Sounds and looks delish!!!


Diane - Thanks! I bet this would be good over blueberry ice cream. Yum! I only measure when I am creating a recipe or testing a recipe. Other than that I never measure. It is much more fun and creative that way. :)

Emily - Yes, all of the info is in the book, page 79. Arrowroot starch/powder/flour (they are all the same thing) comes from the roots (tubers) of the arrowroot plant - a tropical South American plant. It is a fine, white powder; I like to buy mine from Authentic Foods. Kudzu, on the other hand, is the starch from the root of the kudzu plant, which is a trailing/climbing vine native to Japan. Though I hear it grows like crazy in the South Eastern part of the US. Kudzu is a white powder that comes in little chunks. It can be found in the bulk spice section or Asian section of your local health food store. I do have a few recipes in the book using kudzu - it is a bit more expensive than arrowroot. Hope that answers your question. :)

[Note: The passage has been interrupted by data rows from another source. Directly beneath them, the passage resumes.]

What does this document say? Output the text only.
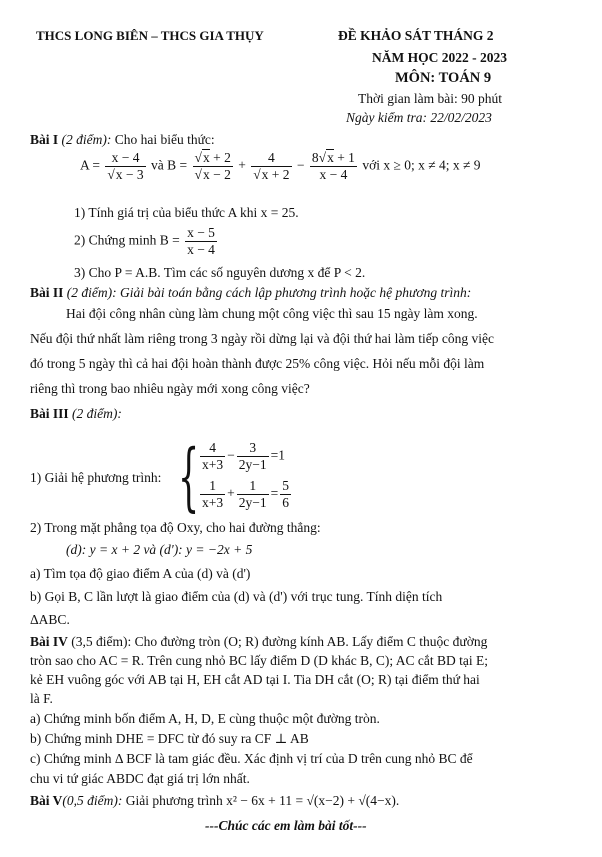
THCS LONG BIÊN – THCS GIA THỤY	ĐỀ KHẢO SÁT THÁNG 2
NĂM HỌC 2022 - 2023
MÔN: TOÁN 9
Thời gian làm bài: 90 phút
Ngày kiểm tra: 22/02/2023
Bài I (2 điểm): Cho hai biểu thức:
$A = \frac{x - 4}{√x - 3}$ và $B = \frac{√x + 2}{√x - 2} + \frac{4}{√x + 2} - \frac{8√x + 1}{x - 4}$ với x ≥ 0; x ≠ 4; x ≠ 9
1) Tính giá trị của biểu thức A khi x = 25.
2) Chứng minh $B = \frac{x - 5}{x - 4}$
3) Cho P = A.B. Tìm các số nguyên dương x để P < 2.
Bài II (2 điểm): Giải bài toán bằng cách lập phương trình hoặc hệ phương trình:
Hai đội công nhân cùng làm chung một công việc thì sau 15 ngày làm xong.
Nếu đội thứ nhất làm riêng trong 3 ngày rồi dừng lại và đội thứ hai làm tiếp công việc
đó trong 5 ngày thì cả hai đội hoàn thành được 25% công việc. Hỏi nếu mỗi đội làm
riêng thì trong bao nhiêu ngày mới xong công việc?
Bài III (2 điểm):
1) Giải hệ phương trình: { $\frac{4}{x+3} - \frac{3}{2y-1} =1$
$\frac{1}{x+3} + \frac{1}{2y-1} = \frac{5}{6}$
2) Trong mặt phẳng tọa độ Oxy, cho hai đường thẳng:
(d): y = x + 2 và (d'): y = −2x + 5
a) Tìm tọa độ giao điểm A của (d) và (d')
b) Gọi B, C lần lượt là giao điểm của (d) và (d') với trục tung. Tính diện tích
ΔABC.
Bài IV (3,5 điểm): Cho đường tròn (O; R) đường kính AB. Lấy điểm C thuộc đường
tròn sao cho AC = R. Trên cung nhỏ BC lấy điểm D (D khác B, C); AC cắt BD tại E;
kẻ EH vuông góc với AB tại H, EH cắt AD tại I. Tia DH cắt (O; R) tại điểm thứ hai
là F.
a) Chứng minh bốn điểm A, H, D, E cùng thuộc một đường tròn.
b) Chứng minh DHE = DFC từ đó suy ra CF ⊥ AB
c) Chứng minh Δ BCF là tam giác đều. Xác định vị trí của D trên cung nhỏ BC để
chu vi tứ giác ABDC đạt giá trị lớn nhất.
Bài V(0,5 điểm): Giải phương trình x² − 6x + 11 = √(x−2) + √(4−x).
---Chúc các em làm bài tốt---
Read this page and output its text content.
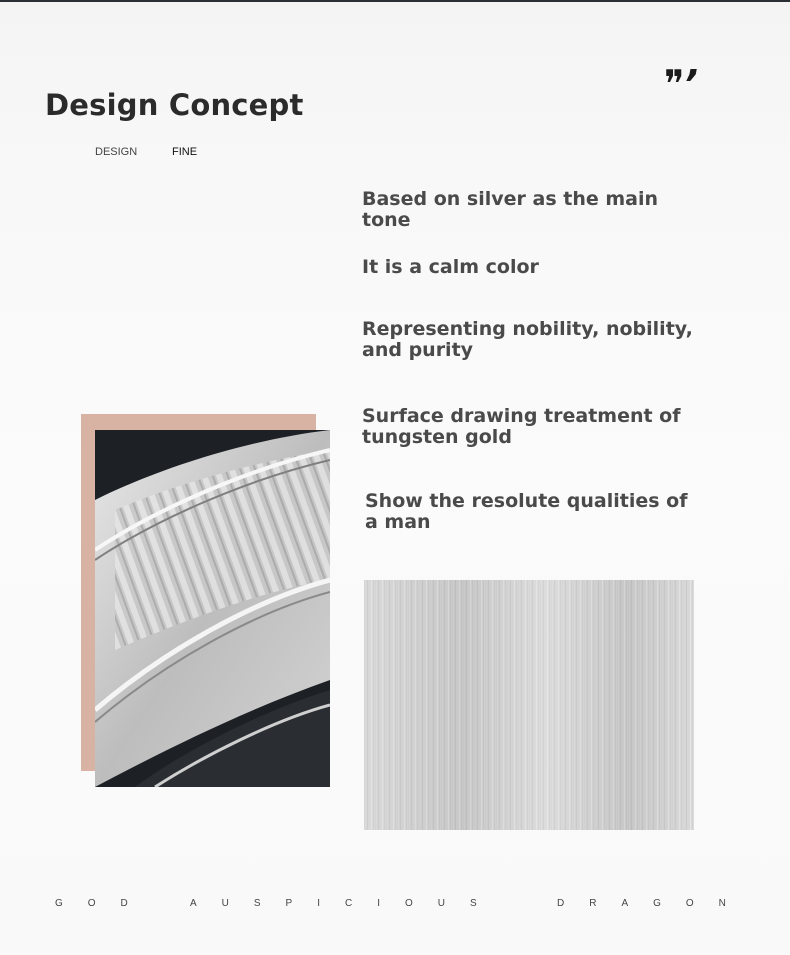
❞’
Design Concept
DESIGN	FINE
Based on silver as the main tone
It is a calm color
Representing nobility, nobility, and purity
Surface drawing treatment of tungsten gold
Show the resolute qualities of a man
GOD	AUSPICIOUS	DRAGON
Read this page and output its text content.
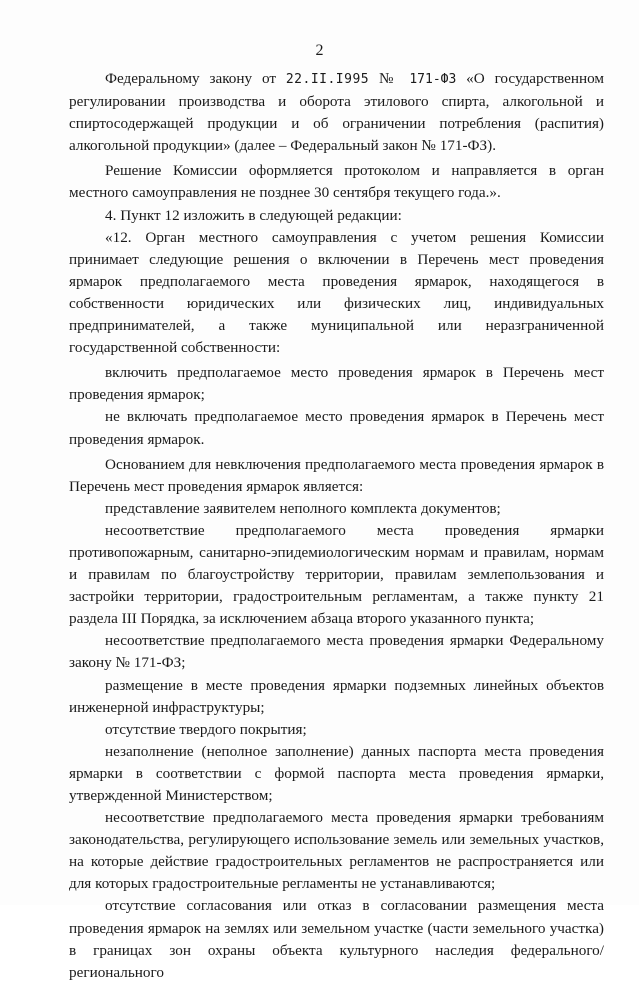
2

Федеральному закону от 22.II.I995 № 171-ФЗ «О государственном регулировании производства и оборота этилового спирта, алкогольной и спиртосодержащей продукции и об ограничении потребления (распития) алкогольной продукции» (далее – Федеральный закон № 171-ФЗ).

Решение Комиссии оформляется протоколом и направляется в орган местного самоуправления не позднее 30 сентября текущего года.».

4. Пункт 12 изложить в следующей редакции:

«12. Орган местного самоуправления с учетом решения Комиссии принимает следующие решения о включении в Перечень мест проведения ярмарок предполагаемого места проведения ярмарок, находящегося в собственности юридических или физических лиц, индивидуальных предпринимателей, а также муниципальной или неразграниченной государственной собственности:

включить предполагаемое место проведения ярмарок в Перечень мест проведения ярмарок;

не включать предполагаемое место проведения ярмарок в Перечень мест проведения ярмарок.

Основанием для невключения предполагаемого места проведения ярмарок в Перечень мест проведения ярмарок является:

представление заявителем неполного комплекта документов;

несоответствие предполагаемого места проведения ярмарки противопожарным, санитарно-эпидемиологическим нормам и правилам, нормам и правилам по благоустройству территории, правилам землепользования и застройки территории, градостроительным регламентам, а также пункту 21 раздела III Порядка, за исключением абзаца второго указанного пункта;

несоответствие предполагаемого места проведения ярмарки Федеральному закону № 171-ФЗ;

размещение в месте проведения ярмарки подземных линейных объектов инженерной инфраструктуры;

отсутствие твердого покрытия;

незаполнение (неполное заполнение) данных паспорта места проведения ярмарки в соответствии с формой паспорта места проведения ярмарки, утвержденной Министерством;

несоответствие предполагаемого места проведения ярмарки требованиям законодательства, регулирующего использование земель или земельных участков, на которые действие градостроительных регламентов не распространяется или для которых градостроительные регламенты не устанавливаются;

отсутствие согласования или отказ в согласовании размещения места проведения ярмарок на землях или земельном участке (части земельного участка) в границах зон охраны объекта культурного наследия федерального/регионального
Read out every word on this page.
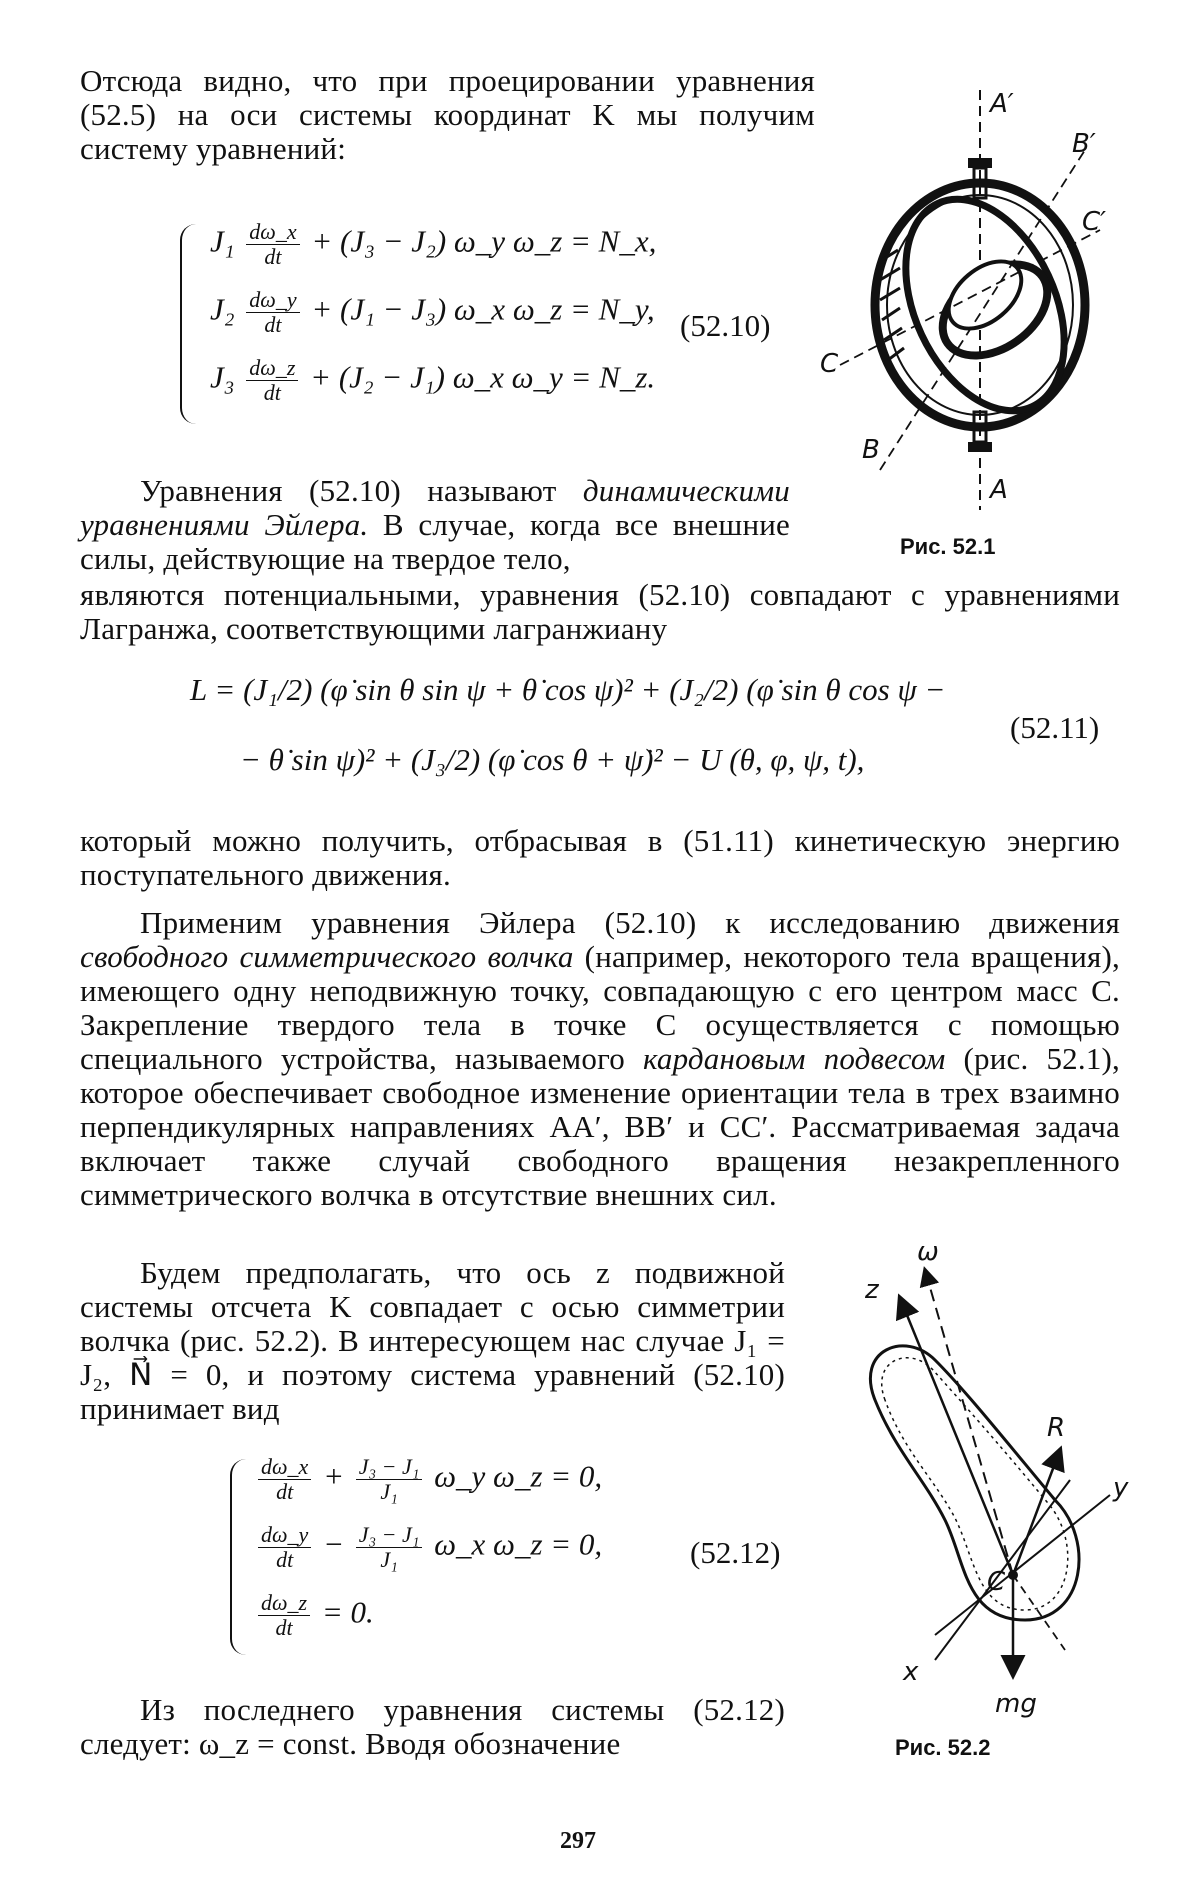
Отсюда видно, что при проецировании уравнения (52.5) на оси системы координат K мы получим систему уравнений:

$J_1 \frac{d\omega\_x}{dt} + (J_3 - J_2)$ ω_y ω_z = N_x,
$J_2 \frac{d\omega\_y}{dt} + (J_1 - J_3)$ ω_x ω_z = N_y,
$J_3 \frac{d\omega\_z}{dt} + (J_2 - J_1)$ ω_x ω_y = N_z.
(52.10)

Уравнения (52.10) называют динамическими уравнениями Эйлера. В случае, когда все внешние силы, действующие на твердое тело,

являются потенциальными, уравнения (52.10) совпадают с уравнениями Лагранжа, соответствующими лагранжиану

L = (J₁/2) (φ̇ sin θ sin ψ + θ̇ cos ψ)² + (J₂/2) (φ̇ sin θ cos ψ −
− θ̇ sin ψ)² + (J₃/2) (φ̇ cos θ + ψ̇)² − U (θ, φ, ψ, t),
(52.11)

который можно получить, отбрасывая в (51.11) кинетическую энергию поступательного движения.

Применим уравнения Эйлера (52.10) к исследованию движения свободного симметрического волчка (например, некоторого тела вращения), имеющего одну неподвижную точку, совпадающую с его центром масс C. Закрепление твердого тела в точке C осуществляется с помощью специального устройства, называемого кардановым подвесом (рис. 52.1), которое обеспечивает свободное изменение ориентации тела в трех взаимно перпендикулярных направлениях AA′, BB′ и CC′. Рассматриваемая задача включает также случай свободного вращения незакрепленного симметрического волчка в отсутствие внешних сил.

Будем предполагать, что ось z подвижной системы отсчета K совпадает с осью симметрии волчка (рис. 52.2). В интересующем нас случае J₁ = J₂, N⃗ = 0, и поэтому система уравнений (52.10) принимает вид

$\frac{d\omega\_x}{dt} + \frac{\text{J₃ − J₁}}{\text{J₁}}$ ω_y ω_z = 0,
$\frac{d\omega\_y}{dt} - \frac{\text{J₃ − J₁}}{\text{J₁}}$ ω_x ω_z = 0,
$\frac{d\omega\_z}{dt} = 0$.
(52.12)

Из последнего уравнения системы (52.12) следует: ω_z = const. Вводя обозначение

A′
B′
C′
C
B
A
Рис. 52.1
ω
z
R
y
C
x
mg
Рис. 52.2
297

FortheloveofFood - Hope your dinner was a hit, glad I could help! :)

Lara - Thanks so much for sharing your adaptions to this recipe! I bet this was yummy over the cake! Happy Cooking!

-Ali :)

Yep, it's delicious....I made this today with frozen strawberries. It was probably closer to 2 cups worth of berries, I think. Also made your chocolate layer cake in a 9 x 13 pan to go with the sauce....or shall I say I made the sauce to go with the cake! Another fab recipe, thanks!

Perfect timing Ali! I have a box of just picked berries in our fridge just waiting to be used. I'll be making this one soon, maybe even over the teff pancakes for dinner! Thanks!

Hey Ali!

What's the difference between kudzu and arrowroot? I already have arrowroot at home but you mention the kudzu to be very healing. Where do you purchase yours and what else can it be used for? (I spose I should check your cookbook too!)

This sounds great. I have 2 pints of blueberries I need to use today. I'll be making this along with my blueberry coconut milk ice cream. I think this would taste great poured over a serving of ice cream. Oh I feel so naughty. Thanks for sharing this!
I love the comment about measuring. I don't like to measure either. I cook by sight and taste. That's often hard to share. Thanks for capturing this recipe.